Most of the work that turns a frontier model into a reliable product happens around the model, not inside it. Harness engineering is the name for that work.
Why it exists
Why does coding with Cursor feel completely different from coding with plain ChatGPT, even when both apps are pointed at the same Claude model? The model is identical. What’s different is everything around it: which tools the model can call, which files end up in its prompt, how the loop decides when to stop, what gets retried after a failure. That wrapping is the harness. A model alone is like a brain in a jar — smart, but with no eyes, no hands, no memory of yesterday. The harness is the body. “Harness engineering” is the (newly named) craft of building good bodies.

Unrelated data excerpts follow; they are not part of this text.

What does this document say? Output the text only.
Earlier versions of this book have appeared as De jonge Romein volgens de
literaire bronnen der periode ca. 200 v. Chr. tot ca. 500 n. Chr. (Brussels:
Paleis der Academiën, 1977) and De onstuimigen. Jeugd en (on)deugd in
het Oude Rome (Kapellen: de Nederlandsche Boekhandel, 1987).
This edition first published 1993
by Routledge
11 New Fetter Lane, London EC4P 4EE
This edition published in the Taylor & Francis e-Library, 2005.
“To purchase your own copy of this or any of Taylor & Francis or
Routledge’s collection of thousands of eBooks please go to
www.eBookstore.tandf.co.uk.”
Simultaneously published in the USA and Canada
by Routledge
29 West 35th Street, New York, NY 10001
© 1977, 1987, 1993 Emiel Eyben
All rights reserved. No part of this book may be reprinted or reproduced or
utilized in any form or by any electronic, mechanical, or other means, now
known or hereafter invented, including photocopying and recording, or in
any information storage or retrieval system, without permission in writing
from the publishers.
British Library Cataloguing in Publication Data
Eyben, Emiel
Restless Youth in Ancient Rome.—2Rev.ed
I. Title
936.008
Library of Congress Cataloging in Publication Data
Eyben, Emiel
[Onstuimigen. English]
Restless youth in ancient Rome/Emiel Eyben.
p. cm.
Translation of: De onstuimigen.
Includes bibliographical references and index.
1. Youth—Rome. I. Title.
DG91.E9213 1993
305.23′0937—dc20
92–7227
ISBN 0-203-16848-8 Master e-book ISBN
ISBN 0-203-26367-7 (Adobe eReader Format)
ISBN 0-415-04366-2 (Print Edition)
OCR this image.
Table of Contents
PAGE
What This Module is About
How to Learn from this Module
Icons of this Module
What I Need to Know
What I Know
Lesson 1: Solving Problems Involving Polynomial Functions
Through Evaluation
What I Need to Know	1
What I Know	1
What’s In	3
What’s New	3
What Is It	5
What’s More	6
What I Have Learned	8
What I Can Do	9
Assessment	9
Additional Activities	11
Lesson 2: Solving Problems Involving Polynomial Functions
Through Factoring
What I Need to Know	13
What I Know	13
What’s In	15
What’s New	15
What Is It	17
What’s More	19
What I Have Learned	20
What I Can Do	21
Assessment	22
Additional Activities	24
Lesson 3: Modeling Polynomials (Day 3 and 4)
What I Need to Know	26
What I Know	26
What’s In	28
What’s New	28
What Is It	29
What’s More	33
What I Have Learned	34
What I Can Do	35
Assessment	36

A weird thing happened over the last two years. The same handful of frontier models — three or four families, all trained by labs you can name — ended up inside dozens of very different-feeling products. One feels like a tireless pair programmer. One feels like a research assistant that browses the web patiently for an hour. One feels like a scatterbrained chatbot that forgets what you said three turns ago. Same brains, wildly different behavior.
The thing that varies isn’t the model. It’s the harness — the program that runs around the model, deciding what tools it has, what stays in its context, when to stop, what to retry, what to ask the user before doing. Harness engineering is the discipline of designing, measuring, and improving that program.
It exists as a named thing because the work turned out to be its own craft. You can’t do it well by being a good ML engineer; the model is a black box you’re prompting, not a thing you’re training. You can’t do it well by being a good systems engineer either; your “system” is non-deterministic and re-rolls the dice every run. The skill set is something else: part product design, part distributed-systems-with-an-unreliable-worker, part prompt craft, part eval design. Hence its own name.
Why it matters now
In 2026 the headline capabilities of the top three or four models are close enough that, for many product use cases, model choice is no longer the dominant variable in how good the product feels. The harness often is. This is a working thesis, not a measured claim — but it shows up in a few shapes worth taking seriously:
- The same model in two different harnesses can behave like two different products. A coding agent with carefully designed tools, context pruning, and a verifier loop will often out-ship a coding agent on a stronger model with a sloppy harness. Common folklore among teams who ship agents; not a measured result.
- Many user complaints are about harness, not model. “It forgot what I told it” — context management. “It deleted the wrong file” — permissions. “It looped forever” — stopping condition. “It hallucinated an API” — tool design and verification. The model is often not the proximate cause; it’s the thing the harness failed to corral.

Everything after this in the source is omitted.